One of the major advantages of CFDs is that they are flexible and cover a range of markets which are all tradable from the one convenient location – your CFD platform.

In the past, if a retail client wanted to trade a range of markets they would need to employ the services of and maintain an account with a broker for each market they wanted to trade, i.e. equities, futures, commodities, etc.

These days, any CFD provider worth their salt will provide access to a range of markets including, but not limited to, Australian equities, international equities, indices, currencies, commodities and ETFs.

Clients simply open a single account, fund it, and then have access to this broad range of markets.

The key benefit of this increased coverage is diversity and, as an extension of that, ease with which clients can gain direct exposure to a certain market.

In the past, if an Australian retail share investor wanted to gain exposure to oil in order to take advantage of rising crude prices, their best avenue would be to buy a company like Woodside Petroleum.

In purchasing shares in Woodside, however, the client would be exposed to company risk, e.g. the risk that the people running the company are incompetent and their actions cause the stock price to fall despite rising crude prices.
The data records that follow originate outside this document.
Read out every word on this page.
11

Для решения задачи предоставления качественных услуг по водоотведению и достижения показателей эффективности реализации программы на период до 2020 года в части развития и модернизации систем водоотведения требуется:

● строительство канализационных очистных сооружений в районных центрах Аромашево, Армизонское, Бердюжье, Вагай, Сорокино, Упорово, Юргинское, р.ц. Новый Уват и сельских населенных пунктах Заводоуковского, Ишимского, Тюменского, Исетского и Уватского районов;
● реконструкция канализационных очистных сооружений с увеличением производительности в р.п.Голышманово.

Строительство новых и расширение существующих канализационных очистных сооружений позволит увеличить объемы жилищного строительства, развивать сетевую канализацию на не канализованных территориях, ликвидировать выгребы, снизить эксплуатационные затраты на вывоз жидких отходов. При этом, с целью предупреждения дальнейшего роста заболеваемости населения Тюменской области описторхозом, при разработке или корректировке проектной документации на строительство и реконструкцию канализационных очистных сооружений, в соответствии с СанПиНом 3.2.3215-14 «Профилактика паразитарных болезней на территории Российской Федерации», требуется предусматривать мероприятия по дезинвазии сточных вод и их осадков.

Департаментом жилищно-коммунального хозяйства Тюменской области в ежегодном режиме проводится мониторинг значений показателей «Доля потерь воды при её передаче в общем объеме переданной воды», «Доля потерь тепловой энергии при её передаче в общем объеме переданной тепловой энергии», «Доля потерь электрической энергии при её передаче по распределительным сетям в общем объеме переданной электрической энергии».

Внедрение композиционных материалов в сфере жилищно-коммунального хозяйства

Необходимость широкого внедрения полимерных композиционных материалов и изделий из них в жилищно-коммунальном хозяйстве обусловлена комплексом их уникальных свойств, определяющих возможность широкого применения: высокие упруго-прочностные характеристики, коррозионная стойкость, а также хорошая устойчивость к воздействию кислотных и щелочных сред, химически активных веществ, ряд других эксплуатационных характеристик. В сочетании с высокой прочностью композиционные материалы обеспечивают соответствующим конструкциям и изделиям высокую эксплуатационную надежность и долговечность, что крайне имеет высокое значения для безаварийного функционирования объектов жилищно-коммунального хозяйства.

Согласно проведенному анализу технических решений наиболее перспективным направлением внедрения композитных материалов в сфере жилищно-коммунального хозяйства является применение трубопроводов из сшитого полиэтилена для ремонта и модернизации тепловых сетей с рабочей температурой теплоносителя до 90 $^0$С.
With CFDs, a client can simply buy a contract in oil, whether it be West Texas Intermediate, Light Sweet Crude, or Brent Crude. This allows the client to gain direct exposure based on their convictions, without the added layers of risk.

Furthermore, most CFD providers will offer partial contracts which are smaller in size and subsequently more easily tradable for clients who do not want to take on too much exposure.

Another example of the benefit of increased coverage through CFDs is access to international shares.

The Australian market has a very small and insignificant tech sector. The biggest company in the space (as at 16/05/2011) is Computershare which is considered by some to be a financial services company, not a true tech company.

With CFDs, clients are able to gain exposure to tech giants such as Google, Microsoft, and IBM, just to name a few. 
In this example the client is able to gain direct exposure to a market that they previously wouldn’t have been able to. Finally, the increased coverage offered via CFDs means that traders can more easily hedge their exposure.

Hedging involves taking trades in the opposite direction to the dominant position of your portfolio. For example, if you are long two mining stocks and two highly correlated commodities, you are significantly exposed to commodity prices.

As such, you might consider taking a short position in the mining index to hedge out some of your exposure. 
Another example is if you have a well balanced portfolio with 10 long share positions. To protect against a sharp fall in the market, you could take a short position in the ASX200 index to hedge out some of your long exposure.

The key purpose of hedging is to take a position that will increase in value as the value of the dominant positions in your portfolio go down, if the market moves against you.

With a CFD broker, you can take all of the positions noted above via the one trading platform.

Whether it be an equity, market sector, or index position, all of these trades can be executed via the one trading platform, both long and short.

CFDs have certainly changed the retail trading landscape for the better, providing increased diversity and flexibility for retail traders and investors.